Is ‘Value-add’ Demand ‘Exceeding Expectation’ In Clients?
Customer Satisfaction is crucial given the cost of acquiring new clients versus that of retaining and mining the existing ones. However is “Customer Satisfaction” being reduced to ‘necessary but not sufficient’ criteria towards revenue? Customer satisfaction is a leading indicator of consumer purchase intentions and loyalty for an organization.
However the relationship between customer satisfaction and repeat business is not as simple and straight as painted by the conventional wisdom. There are many reasons for this concern including ever-changing market dynamics. The most critical reason is that clients consider ‘over-dependence’ on a service provider as a risk and consciously develop alternate vendors.
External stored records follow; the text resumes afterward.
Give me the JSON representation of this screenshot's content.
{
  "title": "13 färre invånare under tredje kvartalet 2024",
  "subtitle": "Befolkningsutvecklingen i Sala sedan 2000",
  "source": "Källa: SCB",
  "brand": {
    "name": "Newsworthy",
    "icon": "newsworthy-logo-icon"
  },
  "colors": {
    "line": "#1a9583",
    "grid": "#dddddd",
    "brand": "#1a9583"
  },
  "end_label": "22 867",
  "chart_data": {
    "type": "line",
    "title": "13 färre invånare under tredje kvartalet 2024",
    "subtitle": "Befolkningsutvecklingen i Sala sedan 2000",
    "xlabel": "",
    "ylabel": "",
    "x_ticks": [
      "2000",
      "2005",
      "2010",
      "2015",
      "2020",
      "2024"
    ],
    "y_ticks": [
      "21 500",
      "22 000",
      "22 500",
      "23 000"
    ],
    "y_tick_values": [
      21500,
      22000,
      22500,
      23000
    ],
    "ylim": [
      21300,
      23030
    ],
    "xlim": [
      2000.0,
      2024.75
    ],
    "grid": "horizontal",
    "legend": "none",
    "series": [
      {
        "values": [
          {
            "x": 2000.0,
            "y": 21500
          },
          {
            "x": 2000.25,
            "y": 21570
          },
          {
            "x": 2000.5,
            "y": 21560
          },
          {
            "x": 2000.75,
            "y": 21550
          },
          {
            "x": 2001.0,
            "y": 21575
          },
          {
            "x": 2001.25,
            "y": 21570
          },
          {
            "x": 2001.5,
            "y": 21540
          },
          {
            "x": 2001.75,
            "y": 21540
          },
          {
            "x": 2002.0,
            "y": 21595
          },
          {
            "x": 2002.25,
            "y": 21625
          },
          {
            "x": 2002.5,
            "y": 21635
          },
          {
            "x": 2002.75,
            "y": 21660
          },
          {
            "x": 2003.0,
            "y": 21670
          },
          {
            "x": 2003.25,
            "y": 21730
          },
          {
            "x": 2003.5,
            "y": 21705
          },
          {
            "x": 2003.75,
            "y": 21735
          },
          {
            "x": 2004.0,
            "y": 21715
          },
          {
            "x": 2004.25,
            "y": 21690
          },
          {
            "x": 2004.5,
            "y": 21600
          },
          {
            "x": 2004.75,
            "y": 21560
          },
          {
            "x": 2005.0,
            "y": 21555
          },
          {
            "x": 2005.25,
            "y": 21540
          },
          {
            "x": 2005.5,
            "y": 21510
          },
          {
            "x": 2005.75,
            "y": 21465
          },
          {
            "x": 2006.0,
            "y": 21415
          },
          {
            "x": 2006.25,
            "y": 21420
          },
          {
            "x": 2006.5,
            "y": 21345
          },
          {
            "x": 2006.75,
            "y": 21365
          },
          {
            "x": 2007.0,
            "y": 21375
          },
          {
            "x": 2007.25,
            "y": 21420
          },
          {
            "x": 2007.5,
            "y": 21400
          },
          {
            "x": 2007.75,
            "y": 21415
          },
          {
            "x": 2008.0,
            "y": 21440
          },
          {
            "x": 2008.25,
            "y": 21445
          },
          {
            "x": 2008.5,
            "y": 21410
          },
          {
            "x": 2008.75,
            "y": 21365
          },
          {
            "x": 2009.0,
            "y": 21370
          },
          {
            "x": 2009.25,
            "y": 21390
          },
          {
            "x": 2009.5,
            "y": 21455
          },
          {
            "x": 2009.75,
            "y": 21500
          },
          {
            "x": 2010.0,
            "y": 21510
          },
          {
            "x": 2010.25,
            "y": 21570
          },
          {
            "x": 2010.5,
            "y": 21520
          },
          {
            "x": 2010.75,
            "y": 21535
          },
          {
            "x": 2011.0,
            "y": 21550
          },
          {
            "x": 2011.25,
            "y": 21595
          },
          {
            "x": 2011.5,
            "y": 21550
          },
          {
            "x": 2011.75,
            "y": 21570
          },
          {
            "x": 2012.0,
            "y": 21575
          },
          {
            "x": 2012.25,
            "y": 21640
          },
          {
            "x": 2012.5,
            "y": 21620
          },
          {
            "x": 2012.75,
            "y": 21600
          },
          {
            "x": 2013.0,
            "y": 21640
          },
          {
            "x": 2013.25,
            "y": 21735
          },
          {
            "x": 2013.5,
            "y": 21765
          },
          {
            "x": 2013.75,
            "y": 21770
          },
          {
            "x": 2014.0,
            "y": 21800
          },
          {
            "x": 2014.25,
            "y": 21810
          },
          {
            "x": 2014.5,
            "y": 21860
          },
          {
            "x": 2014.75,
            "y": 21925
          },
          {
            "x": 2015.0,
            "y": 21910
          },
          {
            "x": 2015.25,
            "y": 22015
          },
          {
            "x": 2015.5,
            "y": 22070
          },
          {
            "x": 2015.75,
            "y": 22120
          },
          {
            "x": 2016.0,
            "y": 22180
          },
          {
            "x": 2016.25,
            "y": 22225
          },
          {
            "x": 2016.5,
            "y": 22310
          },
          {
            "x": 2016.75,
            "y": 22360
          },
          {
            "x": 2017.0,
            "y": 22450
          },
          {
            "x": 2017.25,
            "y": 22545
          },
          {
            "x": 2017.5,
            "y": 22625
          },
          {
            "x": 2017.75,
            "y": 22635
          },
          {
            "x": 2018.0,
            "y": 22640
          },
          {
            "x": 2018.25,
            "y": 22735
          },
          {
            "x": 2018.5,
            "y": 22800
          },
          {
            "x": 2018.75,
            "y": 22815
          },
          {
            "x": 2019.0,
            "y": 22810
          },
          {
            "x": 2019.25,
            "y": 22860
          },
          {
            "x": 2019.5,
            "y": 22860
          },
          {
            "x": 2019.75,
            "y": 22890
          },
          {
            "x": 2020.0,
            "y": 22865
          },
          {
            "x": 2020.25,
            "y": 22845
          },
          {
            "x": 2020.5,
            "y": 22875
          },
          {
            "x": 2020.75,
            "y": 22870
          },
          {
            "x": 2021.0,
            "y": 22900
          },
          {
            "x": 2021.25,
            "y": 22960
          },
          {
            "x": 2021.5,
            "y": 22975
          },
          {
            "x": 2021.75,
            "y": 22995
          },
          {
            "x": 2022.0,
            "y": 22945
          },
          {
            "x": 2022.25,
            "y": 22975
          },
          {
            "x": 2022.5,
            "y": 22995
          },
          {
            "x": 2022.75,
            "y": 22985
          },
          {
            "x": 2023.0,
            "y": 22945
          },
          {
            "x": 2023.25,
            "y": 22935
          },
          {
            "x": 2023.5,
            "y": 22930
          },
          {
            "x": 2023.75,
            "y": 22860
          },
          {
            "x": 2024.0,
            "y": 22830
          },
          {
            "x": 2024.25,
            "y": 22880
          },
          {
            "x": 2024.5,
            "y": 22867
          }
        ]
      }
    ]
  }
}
Hence, many a time customer is satisfied with a service provider but seeks someone else who could ‘add more value’. This proves that the equation between customer satisfaction and customer loyalty seems to have one or more missing parameters. One of them for sure is ‘Being perceived as a Value-adding partner’.
Wiki defines Value as “Economic value is a measure of the benefit that an economic actor can gain from either a good or service. It is generally measured relative to units of currency”. The concept of ‘Value’ is closely related to ‘Expectations’. While ‘Delivery Value’ typically maps to ‘Meeting Expectations’, ‘Value-add’ demands ‘Exceeding Expectation’. We’ve seen that Value generation doesn’t happen by accident. It is a process - a well-engineered one that has to be run consistently if it has to serve as an organization strategy. One of the mechanisms piloted is a Value Register.
The basic mechanism is a simple one wherein team members log their ideas which, according to them can generate value for client. In the context of an IT service provider, the suggestions could be around enhancing the client product – its functionality or user experience or performance. Sometime the suggestion could add value to both client and organization. For example produce a re-usable artefact which can save schedule for client and effort for the service provider in current and future projects towards other clients as well. But primarily, it must be client-facing. To ensure better impact on customer, typically the suggestions from the team are reviewed internally before presenting to the client.
A point to note is that the relationship between client and service provider should facilitate such discussions. Service provider will have to create platforms such as Quarterly Business Reviews which would facilitate such discussions.
A lot of ‘priming’ is needed before a team can start generating value-adding ideas to client. For example, the team may need focussed education on client, his business and competition. Otherwise, the larger team may not have a deeper appreciation of client’s business and may operate in a ‘client says, I do’ paradigm. In fact, the fundamental shift from ‘Service Provider’ to ‘Value-adding partner’ is all about this.
In one of the successful pilots of Value Register, 30% of the project team participated in Value-generation. 84% of suggestions generated by the team were accepted by the client. At the end of pilot period, the team found that about 40% of assignments channelized to this team (proportionate to the revenue generated) by the client was triggered by the team itself. Client explicitly appreciated the urge of the team to add value to his business. Very interestingly, the practice of Value-Register was seen to have an impact on employee engagement and hence on attrition and morale.
Institutionalizing of the process may need measures and metrics around value-generation. Some measures that could be considered include “Number of value-add suggestions received”, “Percentage of team participating in value-generation” and “Percentage of projects actively using value register” (org-level). This again implies that the organization must have internal reviews to continuously monitor and ensure the working of this engine.
Implications about Value-add Process:
ð The definition of “Value” changes with time. What was perceived to be value-add at a given time soon becomes a part of expectation and hence ‘basic value’. The service provider must have ongoing mechanisms to ideate and identify avenues to maintain the perception of Value-adding service provider.
ð Value-add is not the only parameter that explains the gap between customer satisfaction and repeat business. Other reasons include change in client’s IT plans due to financial and business reasons etc.
ð Value-generation is not a substitute for basic project practices of the company. Delivering the right product, on-time and within cost continues to be the core and a part of “Necessary” conditions to leverage Customer Satisfaction.
Taking into consideration the above caveats and investing in a robust and sustainable value-generation process is likely to increase the customer loyalty and repeat business.